Dari beberapa uji coba, tim peneliti menemukan, meski masyarakat tidak cukup terinformasi, pengetahuan yang diperlukan untuk menghadapi kebakaran hutan dan lahan tidak sepenuhnya tersedia dan belum tentu cocok dengan kondisi lapangan.

“Masyarakat umumnya berhenti membakar, namun hal ini mengarah pada ketidaksetaraan. Petani miskin perlu dukungan agar tetap produktif mengelola lahannya, termasuk melalui pengetahuan dan pelatihan teknik non-api, bantuan provisi pupuk, herbisida dan mesin,” kata Mendham.

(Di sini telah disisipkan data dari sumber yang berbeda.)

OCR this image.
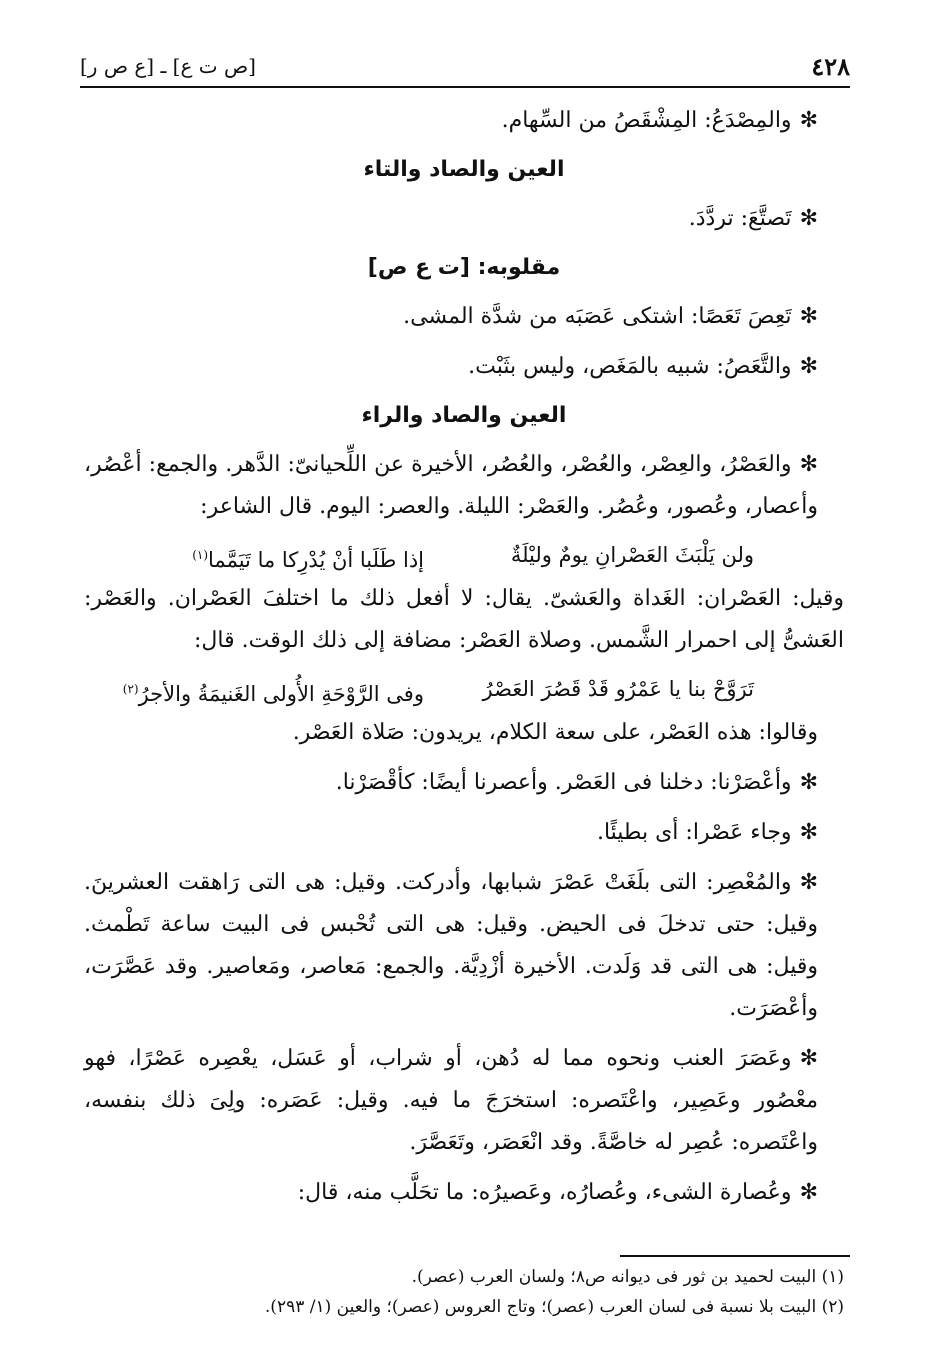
٤٢٨
[ص ت ع] ـ [ع ص ر]

✻والمِصْدَعُ: المِشْقَصُ من السِّهام.

العين والصاد والتاء

✻تَصتَّعَ: تردَّدَ.

مقلوبه: [ت ع ص]

✻تَعِصَ تَعَصًا: اشتكى عَصَبَه من شدَّة المشى.

✻والتَّعَصُ: شبيه بالمَغَص، وليس بثَبْت.

العين والصاد والراء

✻والعَصْرُ، والعِصْر، والعُصْر، والعُصُر، الأخيرة عن اللِّحيانىّ: الدَّهر. والجمع: أعْصُر، وأعصار، وعُصور، وعُصُر. والعَصْر: الليلة. والعصر: اليوم. قال الشاعر:

ولن يَلْبَثَ العَصْرانِ يومٌ وليْلَةٌ
إذا طَلَبا أنْ يُدْرِكا ما تَيَمَّما$^{(١)}$

وقيل: العَصْران: الغَداة والعَشىّ. يقال: لا أفعل ذلك ما اختلفَ العَصْران. والعَصْر: العَشىُّ إلى احمرار الشَّمس. وصلاة العَصْر: مضافة إلى ذلك الوقت. قال:

تَرَوَّحْ بنا يا عَمْرُو قَدْ قَصُرَ العَصْرُ
وفى الرَّوْحَةِ الأُولى الغَنيمَةُ والأجرُ$^{(٢)}$

وقالوا: هذه العَصْر، على سعة الكلام، يريدون: صَلاة العَصْر.

✻وأعْصَرْنا: دخلنا فى العَصْر. وأعصرنا أيضًا: كأقْصَرْنا.

✻وجاء عَصْرا: أى بطيئًا.

✻والمُعْصِر: التى بلَغَتْ عَصْرَ شبابها، وأدركت. وقيل: هى التى رَاهقت العشرينَ. وقيل: حتى تدخلَ فى الحيض. وقيل: هى التى تُحْبس فى البيت ساعة تَطْمث. وقيل: هى التى قد وَلَدت. الأخيرة أزْدِيَّة. والجمع: مَعاصر، ومَعاصير. وقد عَصَّرَت، وأعْصَرَت.

✻وعَصَرَ العنب ونحوه مما له دُهن، أو شراب، أو عَسَل، يعْصِره عَصْرًا، فهو معْصُور وعَصِير، واعْتَصره: استخرَجَ ما فيه. وقيل: عَصَره: ولِىَ ذلك بنفسه، واعْتَصره: عُصِر له خاصَّةً. وقد انْعَصَر، وتَعَصَّرَ.

✻وعُصارة الشىء، وعُصارُه، وعَصيرُه: ما تحَلَّب منه، قال:

(١) البيت لحميد بن ثور فى ديوانه ص٨؛ ولسان العرب (عصر).
(٢) البيت بلا نسبة فى لسان العرب (عصر)؛ وتاج العروس (عصر)؛ والعين (١/ ٢٩٣).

Tim peneliti bekerja bersama untuk memahami dan memformulasikan peran dan tanggung jawab, mekanisme berbagi biaya-keuntungan, perencanaan komoditas, mengembangkan model bisnis, serta rekayasa bentang alam.

“Riset Aksi Partisipatoris memperkuat pengetahuan dan mendorong perubahan di tingkat lokal untuk mewujudkan manajemen sumber daya alam berkelanjutan, termasuk mencegah kebakaran dan merestorasi lahan gambut,” kata Purnomo.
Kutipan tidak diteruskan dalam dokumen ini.